I'm reading Herstein's Non-commutative Rings book. His definition of prime ring is
A ring $R$ is said to be a prime ring if $aAb=(0)$ then either $a=0$ or $b=0$.
Then he presents the following Lemma:
A ring $R$ is prime if and only if:
- the right annihilator of a nonzero right ideal of $R$ must be $(0)$.
- the left anninhilator of a nonzero left ideal of $R$ must be $(0)$.
- if $A$, $B$ are ideals of $R$ and $AB=(0)$ then either $A=(0)$ or $B=(0)$.
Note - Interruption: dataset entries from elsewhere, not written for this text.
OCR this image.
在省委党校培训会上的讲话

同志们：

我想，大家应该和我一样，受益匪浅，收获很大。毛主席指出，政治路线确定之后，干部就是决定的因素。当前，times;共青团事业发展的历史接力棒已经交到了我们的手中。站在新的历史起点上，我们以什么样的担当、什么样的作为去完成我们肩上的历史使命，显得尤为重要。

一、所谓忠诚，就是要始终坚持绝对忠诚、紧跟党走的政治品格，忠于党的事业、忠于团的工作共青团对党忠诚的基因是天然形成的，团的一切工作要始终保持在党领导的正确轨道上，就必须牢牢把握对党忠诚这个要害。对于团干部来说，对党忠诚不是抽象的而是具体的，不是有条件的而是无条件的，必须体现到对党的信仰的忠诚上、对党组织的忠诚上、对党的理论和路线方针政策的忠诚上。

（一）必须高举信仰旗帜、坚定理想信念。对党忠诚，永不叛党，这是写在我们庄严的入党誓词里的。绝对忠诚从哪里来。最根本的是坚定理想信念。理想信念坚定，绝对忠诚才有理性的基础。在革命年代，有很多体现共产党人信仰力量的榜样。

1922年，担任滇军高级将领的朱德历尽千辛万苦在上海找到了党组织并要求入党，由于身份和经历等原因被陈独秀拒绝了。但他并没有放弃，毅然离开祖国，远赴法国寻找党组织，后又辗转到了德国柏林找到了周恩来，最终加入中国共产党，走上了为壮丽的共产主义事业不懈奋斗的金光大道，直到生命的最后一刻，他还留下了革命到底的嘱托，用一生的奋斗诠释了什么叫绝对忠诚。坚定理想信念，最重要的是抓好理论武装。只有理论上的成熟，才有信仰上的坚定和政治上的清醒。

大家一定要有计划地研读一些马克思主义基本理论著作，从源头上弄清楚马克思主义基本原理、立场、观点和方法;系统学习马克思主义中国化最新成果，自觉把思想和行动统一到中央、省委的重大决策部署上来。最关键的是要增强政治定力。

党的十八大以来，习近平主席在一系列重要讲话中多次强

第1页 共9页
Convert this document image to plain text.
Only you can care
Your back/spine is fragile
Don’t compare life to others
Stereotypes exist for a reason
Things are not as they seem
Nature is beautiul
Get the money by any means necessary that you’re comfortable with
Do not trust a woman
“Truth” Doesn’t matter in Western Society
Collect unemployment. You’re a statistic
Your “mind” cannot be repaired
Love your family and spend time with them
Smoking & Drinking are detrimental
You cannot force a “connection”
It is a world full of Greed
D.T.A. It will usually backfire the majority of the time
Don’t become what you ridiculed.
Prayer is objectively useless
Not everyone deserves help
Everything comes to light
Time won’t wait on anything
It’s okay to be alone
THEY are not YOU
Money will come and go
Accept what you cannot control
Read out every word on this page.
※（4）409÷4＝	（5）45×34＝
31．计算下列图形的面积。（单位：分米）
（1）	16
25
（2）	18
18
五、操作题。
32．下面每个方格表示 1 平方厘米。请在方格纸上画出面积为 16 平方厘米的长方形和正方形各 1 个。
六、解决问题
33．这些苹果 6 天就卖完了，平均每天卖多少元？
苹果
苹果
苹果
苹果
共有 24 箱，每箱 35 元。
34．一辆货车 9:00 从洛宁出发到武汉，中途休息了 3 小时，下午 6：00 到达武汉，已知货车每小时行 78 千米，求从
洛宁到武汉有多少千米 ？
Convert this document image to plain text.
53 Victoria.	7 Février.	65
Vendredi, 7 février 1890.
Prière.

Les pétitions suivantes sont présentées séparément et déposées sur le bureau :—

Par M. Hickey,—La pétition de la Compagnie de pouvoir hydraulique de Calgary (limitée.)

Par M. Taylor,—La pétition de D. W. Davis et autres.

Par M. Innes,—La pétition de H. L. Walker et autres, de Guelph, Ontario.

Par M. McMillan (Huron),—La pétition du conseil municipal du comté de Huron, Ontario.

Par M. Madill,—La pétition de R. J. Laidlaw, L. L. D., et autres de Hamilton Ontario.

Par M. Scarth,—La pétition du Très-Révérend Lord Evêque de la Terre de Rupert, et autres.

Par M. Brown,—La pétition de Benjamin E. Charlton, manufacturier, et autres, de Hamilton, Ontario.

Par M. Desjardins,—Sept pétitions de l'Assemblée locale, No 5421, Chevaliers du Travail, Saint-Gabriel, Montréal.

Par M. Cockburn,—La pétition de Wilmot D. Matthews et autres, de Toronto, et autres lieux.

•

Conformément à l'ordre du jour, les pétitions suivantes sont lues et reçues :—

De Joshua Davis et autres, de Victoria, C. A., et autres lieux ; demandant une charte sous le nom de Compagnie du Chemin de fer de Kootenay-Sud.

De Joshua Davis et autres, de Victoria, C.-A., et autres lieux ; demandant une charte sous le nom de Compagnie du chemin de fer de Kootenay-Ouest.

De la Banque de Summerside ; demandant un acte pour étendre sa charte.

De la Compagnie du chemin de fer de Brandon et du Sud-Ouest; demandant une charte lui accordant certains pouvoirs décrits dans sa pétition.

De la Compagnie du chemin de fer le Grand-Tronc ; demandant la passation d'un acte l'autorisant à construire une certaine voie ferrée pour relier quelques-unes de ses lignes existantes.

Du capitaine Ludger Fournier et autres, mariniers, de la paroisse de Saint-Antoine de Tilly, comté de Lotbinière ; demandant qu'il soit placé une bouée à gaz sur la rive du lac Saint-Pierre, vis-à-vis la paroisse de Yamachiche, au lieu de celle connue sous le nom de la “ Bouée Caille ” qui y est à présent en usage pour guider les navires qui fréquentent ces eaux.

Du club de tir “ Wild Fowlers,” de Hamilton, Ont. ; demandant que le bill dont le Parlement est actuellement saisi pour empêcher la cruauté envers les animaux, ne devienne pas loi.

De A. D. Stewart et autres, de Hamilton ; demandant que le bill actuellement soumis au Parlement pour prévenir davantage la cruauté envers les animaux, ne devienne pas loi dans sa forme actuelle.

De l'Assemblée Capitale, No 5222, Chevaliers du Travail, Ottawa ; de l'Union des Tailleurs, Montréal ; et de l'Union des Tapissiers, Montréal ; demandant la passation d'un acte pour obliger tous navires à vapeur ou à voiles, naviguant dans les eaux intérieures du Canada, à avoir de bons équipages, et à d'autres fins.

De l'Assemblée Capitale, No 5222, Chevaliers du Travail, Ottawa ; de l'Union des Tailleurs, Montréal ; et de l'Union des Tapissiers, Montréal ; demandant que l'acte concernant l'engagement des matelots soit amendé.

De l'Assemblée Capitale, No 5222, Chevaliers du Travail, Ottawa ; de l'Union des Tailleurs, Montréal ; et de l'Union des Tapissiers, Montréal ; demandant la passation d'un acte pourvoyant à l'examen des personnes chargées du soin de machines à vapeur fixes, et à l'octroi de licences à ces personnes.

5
I can prove that if $R$ is prime then (3) is true. Moreover, it's easy to see that (3) implies (1) and (2). I would like to prove that (1) or (2) implies that $R$ is prime. That's my attempt:
Suppose that (1) is true. Let $a,b \in R$ such that $aAb=(0)$. Assume that $a\not=0$. We know that $aA$ is a right ideal and $b$ belongs to the right annihilator of $aA$. If $aA\not=(0)$ then $b$ must be equal to $0$. But how can I show that $aA\not=0$? Is it even true for the case without unit in $R$?
It's also easy to see that $1$ or $2$ implies $3$, so we can consider all three equivalent and compare them to the initial definition of prime.
Suppose $A$ is a rng satisfying (any, hence all of) $1,2,3$, and that $aAb=\{0\}$. We aim to show either $a=0$ or $b=0$.
If $a=0$ we are done, so we consider when $a\neq 0$. By virtue of $1$, it must be that the right ideal $aA\neq \{0\}$. By virtue of $2$, $(aA)b=\{0\}$ implies $b=0$.